La religion est revenue sur la scène mondiale—non seulement comme source d'identité ou de mobilisation, mais de plus en plus comme un outil de gouvernance étatique. Tandis que les puissances émergentes et les États établis cherchent de nouveaux moyens de faire progresser leurs agendas géopolitiques, le soft power religieux devient un élément essentiel, bien que peu étudié, des relations internationales.
Dans notre ouvrage collectif, La géopolitique du soft power religieux : comment les États utilisent la religion dans leur politique étrangère (Oxford University Press, 2023), les contributeurs examinent comment les gouvernements mobilisent des symboles, des institutions et des récits religieux pour légitimer leur autorité, façonner la perception à l'étranger et rivaliser pour l'influence. Cet article met en lumière les principaux thèmes abordés dans l’ouvrage, en montrant comment la religion est utilisée à travers différentes régions du monde—des stratégies de communication en Russie et en Inde à la construction d’image nationale en Jordanie et en Indonésie.
Les contributeurs de La géopolitique du soft power religieux soutiennent collectivement qu’il est temps de prendre la religion au sérieux en tant qu’outil de gouvernance étatique.
Le recours stratégique à la religion ou au discours religieux par les États dans les affaires internationales n’a rien de nouveau.
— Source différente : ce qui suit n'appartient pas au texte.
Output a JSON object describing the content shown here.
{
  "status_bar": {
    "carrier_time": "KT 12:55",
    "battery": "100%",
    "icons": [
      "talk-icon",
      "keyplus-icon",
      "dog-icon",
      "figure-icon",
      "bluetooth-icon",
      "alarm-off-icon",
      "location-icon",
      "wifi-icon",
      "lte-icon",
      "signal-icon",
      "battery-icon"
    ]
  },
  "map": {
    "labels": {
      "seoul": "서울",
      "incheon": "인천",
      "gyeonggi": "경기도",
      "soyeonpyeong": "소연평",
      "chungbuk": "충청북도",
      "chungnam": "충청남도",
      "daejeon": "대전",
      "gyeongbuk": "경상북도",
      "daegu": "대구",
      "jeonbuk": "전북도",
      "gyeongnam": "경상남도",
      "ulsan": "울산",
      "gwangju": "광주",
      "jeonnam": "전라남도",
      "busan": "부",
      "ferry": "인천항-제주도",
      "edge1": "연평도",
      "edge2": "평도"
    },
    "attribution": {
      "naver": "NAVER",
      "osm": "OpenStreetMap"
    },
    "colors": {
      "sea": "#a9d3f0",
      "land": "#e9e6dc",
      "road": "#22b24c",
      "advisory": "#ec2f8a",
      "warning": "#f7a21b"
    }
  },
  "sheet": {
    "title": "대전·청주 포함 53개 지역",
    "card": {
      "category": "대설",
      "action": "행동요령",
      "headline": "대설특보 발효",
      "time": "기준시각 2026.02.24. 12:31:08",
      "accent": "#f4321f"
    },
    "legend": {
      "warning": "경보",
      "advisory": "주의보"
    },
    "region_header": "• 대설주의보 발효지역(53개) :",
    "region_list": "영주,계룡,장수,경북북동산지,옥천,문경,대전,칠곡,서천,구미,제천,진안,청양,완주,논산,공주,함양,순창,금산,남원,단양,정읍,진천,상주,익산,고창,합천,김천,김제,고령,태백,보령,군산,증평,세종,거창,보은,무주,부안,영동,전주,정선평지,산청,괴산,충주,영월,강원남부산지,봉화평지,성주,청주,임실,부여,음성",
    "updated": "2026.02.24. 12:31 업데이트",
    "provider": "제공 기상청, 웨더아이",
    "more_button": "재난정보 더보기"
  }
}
Par exemple, pendant la guerre froide, le gouvernement des États-Unis a trouvé une utilité géopolitique dans le soutien à des causes religieuses et dans ses partenariats avec des institutions religieuses (telles que l’Église catholique) pour contrebalancer l’influence soviétique dans différentes régions du monde. Ainsi, bien que cette tendance ne soit pas totalement nouvelle, ce que l’on observe aujourd’hui constitue un changement majeur dans la diversité des puissances mondiales impliquées dans la géopolitique religieuse. Plusieurs schémas émergents permettent désormais de mieux comprendre les dimensions clés du soft power religieux.
La religion comme source de légitimité et d’identité
Dans de nombreux cas, la religion s’avère être un puissant vecteur de légitimation et de construction identitaire. En Russie, le président Vladimir Poutine a développé une relation étroite avec l’Église orthodoxe russe, exploitant son symbolisme et ses messages pour présenter la Russie comme défenseure des valeurs traditionnelles et comme une alternative civilisationnelle à l’Occident.
Cet effort peut être interprété comme une extension du projet du “Monde Russe” (Russkiy Mir) de Poutine, au-delà des frontières ethnolinguistiques et culturelles de la Russie, de la société slave ou du christianisme orthodoxe. Le soft power religieux offre au Kremlin une plateforme pour bâtir une solidarité fondée sur des valeurs conservatrices et “familiales” prétendument partagées, et pour positionner la Russie comme leur championne sur le plan géopolitique. De la même manière, le gouvernement Modi en Inde a intégré des récits nationalistes hindous dans sa politique étrangère, promouvant une vision de l’Inde comme acteur global culturellement distinct et spirituellement riche.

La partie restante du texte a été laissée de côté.